Another major draw of the Radius EMD is its customization and scalability. At St. Joe’s, the system was installed in the 46,000-square-foot emergency department on the first floor, the 7,500-square-foot behavioral health area on the fourth floor and the 17,000-square-foot intensive care unit and family waiting area on the sixth floor – three of the areas where incidents are most frequent. In addition to the server, the hospital had 12 repeaters installed, and purchased 45 mobile pendants that are checked out by employees each day.

The cost of the Radius systems varies widely depending on the layout of a facility and the amount of coverage required. In general, Banghart said, a system similar to the one at St. Joe’s would cost in the $50,000 to $100,000 range. As budgets allow, the addition of repeaters and pendants can expand the systems.

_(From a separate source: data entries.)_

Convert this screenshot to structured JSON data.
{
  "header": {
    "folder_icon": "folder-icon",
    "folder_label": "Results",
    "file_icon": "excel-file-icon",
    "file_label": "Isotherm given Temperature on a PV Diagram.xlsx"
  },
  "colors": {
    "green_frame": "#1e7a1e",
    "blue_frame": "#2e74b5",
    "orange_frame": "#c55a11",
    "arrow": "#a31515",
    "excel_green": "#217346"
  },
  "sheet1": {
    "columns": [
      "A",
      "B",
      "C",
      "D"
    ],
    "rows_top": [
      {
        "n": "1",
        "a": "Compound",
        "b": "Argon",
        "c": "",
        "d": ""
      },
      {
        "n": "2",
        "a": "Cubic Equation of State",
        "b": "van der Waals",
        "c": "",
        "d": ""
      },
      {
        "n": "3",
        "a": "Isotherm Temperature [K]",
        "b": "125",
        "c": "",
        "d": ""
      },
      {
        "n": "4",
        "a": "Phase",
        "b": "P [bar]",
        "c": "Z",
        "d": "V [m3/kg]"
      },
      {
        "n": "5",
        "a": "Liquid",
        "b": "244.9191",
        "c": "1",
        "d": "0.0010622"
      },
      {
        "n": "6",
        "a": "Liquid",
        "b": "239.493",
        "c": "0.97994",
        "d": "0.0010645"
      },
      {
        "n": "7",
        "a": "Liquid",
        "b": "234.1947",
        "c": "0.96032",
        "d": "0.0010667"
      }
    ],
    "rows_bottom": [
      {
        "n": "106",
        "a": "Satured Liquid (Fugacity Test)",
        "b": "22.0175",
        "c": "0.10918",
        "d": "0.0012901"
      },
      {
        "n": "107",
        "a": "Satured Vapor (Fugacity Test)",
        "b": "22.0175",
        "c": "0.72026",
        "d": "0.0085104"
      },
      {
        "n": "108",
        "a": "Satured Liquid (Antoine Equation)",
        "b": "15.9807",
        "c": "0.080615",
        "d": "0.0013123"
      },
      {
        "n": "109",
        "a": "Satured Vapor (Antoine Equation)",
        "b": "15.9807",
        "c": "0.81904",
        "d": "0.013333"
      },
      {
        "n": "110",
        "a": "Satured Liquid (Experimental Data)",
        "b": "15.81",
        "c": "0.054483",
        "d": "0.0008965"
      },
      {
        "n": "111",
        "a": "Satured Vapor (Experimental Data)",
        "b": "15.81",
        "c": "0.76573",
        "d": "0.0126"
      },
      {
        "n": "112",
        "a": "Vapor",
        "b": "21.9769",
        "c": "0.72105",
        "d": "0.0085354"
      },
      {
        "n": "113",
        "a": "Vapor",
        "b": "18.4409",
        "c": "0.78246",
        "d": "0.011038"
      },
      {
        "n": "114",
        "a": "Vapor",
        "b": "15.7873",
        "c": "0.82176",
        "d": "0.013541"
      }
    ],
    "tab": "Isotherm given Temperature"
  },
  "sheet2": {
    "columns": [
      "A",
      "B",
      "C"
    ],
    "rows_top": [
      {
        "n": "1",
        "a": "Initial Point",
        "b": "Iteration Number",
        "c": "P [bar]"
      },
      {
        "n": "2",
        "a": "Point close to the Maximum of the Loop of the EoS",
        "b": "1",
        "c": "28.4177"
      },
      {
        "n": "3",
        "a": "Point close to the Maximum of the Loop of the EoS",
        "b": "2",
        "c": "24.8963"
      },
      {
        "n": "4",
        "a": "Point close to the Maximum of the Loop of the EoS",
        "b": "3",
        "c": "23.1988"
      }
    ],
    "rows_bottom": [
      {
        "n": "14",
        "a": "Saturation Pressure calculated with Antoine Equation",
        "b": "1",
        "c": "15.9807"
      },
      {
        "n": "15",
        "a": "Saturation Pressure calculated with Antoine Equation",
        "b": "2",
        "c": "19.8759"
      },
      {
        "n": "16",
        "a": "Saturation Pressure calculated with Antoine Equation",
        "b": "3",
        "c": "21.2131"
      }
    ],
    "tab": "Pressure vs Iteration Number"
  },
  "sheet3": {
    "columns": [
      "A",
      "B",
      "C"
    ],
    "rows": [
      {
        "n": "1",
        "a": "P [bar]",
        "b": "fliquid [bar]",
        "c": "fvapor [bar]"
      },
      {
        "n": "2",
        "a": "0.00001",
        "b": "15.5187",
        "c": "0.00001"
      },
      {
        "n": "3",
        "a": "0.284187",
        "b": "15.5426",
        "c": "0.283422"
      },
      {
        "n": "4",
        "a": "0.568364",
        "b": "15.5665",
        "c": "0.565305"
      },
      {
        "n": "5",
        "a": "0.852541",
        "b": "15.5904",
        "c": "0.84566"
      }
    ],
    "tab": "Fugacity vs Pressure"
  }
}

St. Joe’s is building a new hospital across the street from its current location, and the hope, Banghart said, is that the Radius system will be more widespread there.

“This really offers us a lot of flexibility in how we roll out the system,” Smith said. “It’s much simpler to expand or add onto this than the old or traditional formats.”

Inovonics is based entirely in Louisville. The company – a subsidiary of Roper Industries Inc. (NYSE: ROP), which posted third-quarter revenue of $828 million – does not disclose its own financials or employee figures. Inovonics changed locations within the Colorado Technology Center in 2011, and had 70 employees at that time. That is a third of what the company had in 2008 before it outsourced manufacturing.